The artist shook his head and forced a smile.
“Mio amico, you know how it is when I’m puzzling over something in my work.” He shifted his body, craning to see the mouth of the cappella maggiore. Fra Piero followed his gaze.
“Something’s troubling you,” the procurator said. They stood beside the wooden statue of Saint Elizabeth, the row of votive candles flickering around the base of the pedestal. “What is it?”
As Fra Filippo prepared to answer, he caught another spark of rippling red fabric, and his body twisted. The motion came from a doorway that led to the stairs accessing the church’s crypt. A tall figure in red slipped quickly through the door, shutting it silently behind him.
“Inghirami?” the procurator asked.
Fra Filippo was hesitant to speak. “I seem to be seeing red robes everywhere.”
“What do you mean?”
Reluctantly, the painter told him about the figure at the window on Easter morning, the man in red who seemed to shadow him through the streets.
“The provost doesn’t move with ease.
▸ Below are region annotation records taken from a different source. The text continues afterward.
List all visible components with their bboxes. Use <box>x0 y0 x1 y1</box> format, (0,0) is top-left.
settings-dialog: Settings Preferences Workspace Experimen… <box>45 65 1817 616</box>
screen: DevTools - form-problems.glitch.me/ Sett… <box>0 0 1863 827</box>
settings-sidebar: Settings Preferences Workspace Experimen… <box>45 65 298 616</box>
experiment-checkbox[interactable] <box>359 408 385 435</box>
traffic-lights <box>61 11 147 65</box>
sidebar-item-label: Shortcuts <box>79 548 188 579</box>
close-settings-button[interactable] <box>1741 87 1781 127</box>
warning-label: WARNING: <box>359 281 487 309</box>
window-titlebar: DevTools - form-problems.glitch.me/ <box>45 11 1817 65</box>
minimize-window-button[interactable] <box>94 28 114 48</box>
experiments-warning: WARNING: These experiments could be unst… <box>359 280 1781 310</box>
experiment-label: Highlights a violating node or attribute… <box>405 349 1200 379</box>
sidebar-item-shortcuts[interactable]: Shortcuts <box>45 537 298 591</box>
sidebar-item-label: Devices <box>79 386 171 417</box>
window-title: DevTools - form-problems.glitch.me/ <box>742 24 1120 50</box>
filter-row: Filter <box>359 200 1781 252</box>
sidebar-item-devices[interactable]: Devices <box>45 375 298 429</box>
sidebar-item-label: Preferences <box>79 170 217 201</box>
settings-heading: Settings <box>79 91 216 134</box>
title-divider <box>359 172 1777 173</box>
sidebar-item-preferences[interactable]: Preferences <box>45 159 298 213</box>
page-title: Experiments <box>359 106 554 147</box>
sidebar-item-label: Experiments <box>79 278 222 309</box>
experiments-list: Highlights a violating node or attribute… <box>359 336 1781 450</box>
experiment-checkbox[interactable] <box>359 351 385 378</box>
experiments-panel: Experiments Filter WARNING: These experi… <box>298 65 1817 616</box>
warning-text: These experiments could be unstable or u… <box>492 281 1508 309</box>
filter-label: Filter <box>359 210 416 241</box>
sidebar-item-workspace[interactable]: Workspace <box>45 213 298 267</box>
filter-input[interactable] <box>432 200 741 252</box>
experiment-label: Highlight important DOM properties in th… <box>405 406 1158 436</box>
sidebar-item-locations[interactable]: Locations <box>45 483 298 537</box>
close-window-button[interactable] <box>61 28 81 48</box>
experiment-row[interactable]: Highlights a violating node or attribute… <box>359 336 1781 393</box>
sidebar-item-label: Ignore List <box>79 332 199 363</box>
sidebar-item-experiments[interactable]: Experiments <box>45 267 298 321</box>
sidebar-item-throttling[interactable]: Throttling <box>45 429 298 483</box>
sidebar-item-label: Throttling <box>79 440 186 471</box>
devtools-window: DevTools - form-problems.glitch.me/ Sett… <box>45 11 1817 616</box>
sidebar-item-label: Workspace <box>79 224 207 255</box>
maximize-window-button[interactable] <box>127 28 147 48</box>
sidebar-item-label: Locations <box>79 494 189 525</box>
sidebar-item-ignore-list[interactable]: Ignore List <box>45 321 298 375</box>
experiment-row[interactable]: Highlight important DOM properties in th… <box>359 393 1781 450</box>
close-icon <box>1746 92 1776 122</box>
He’s old and slippery, not quick and strong,” Fra Piero said. As he spoke, the procurator wondered if his friend, who was under a great strain, was letting his imagination get the better of him. “Probably it’s just someone who’s curious about your affairs, Filippo. Don’t let it trouble you.”
Still gazing across the nave, Fra Filippo put a hand to his temple and rubbed his eyes.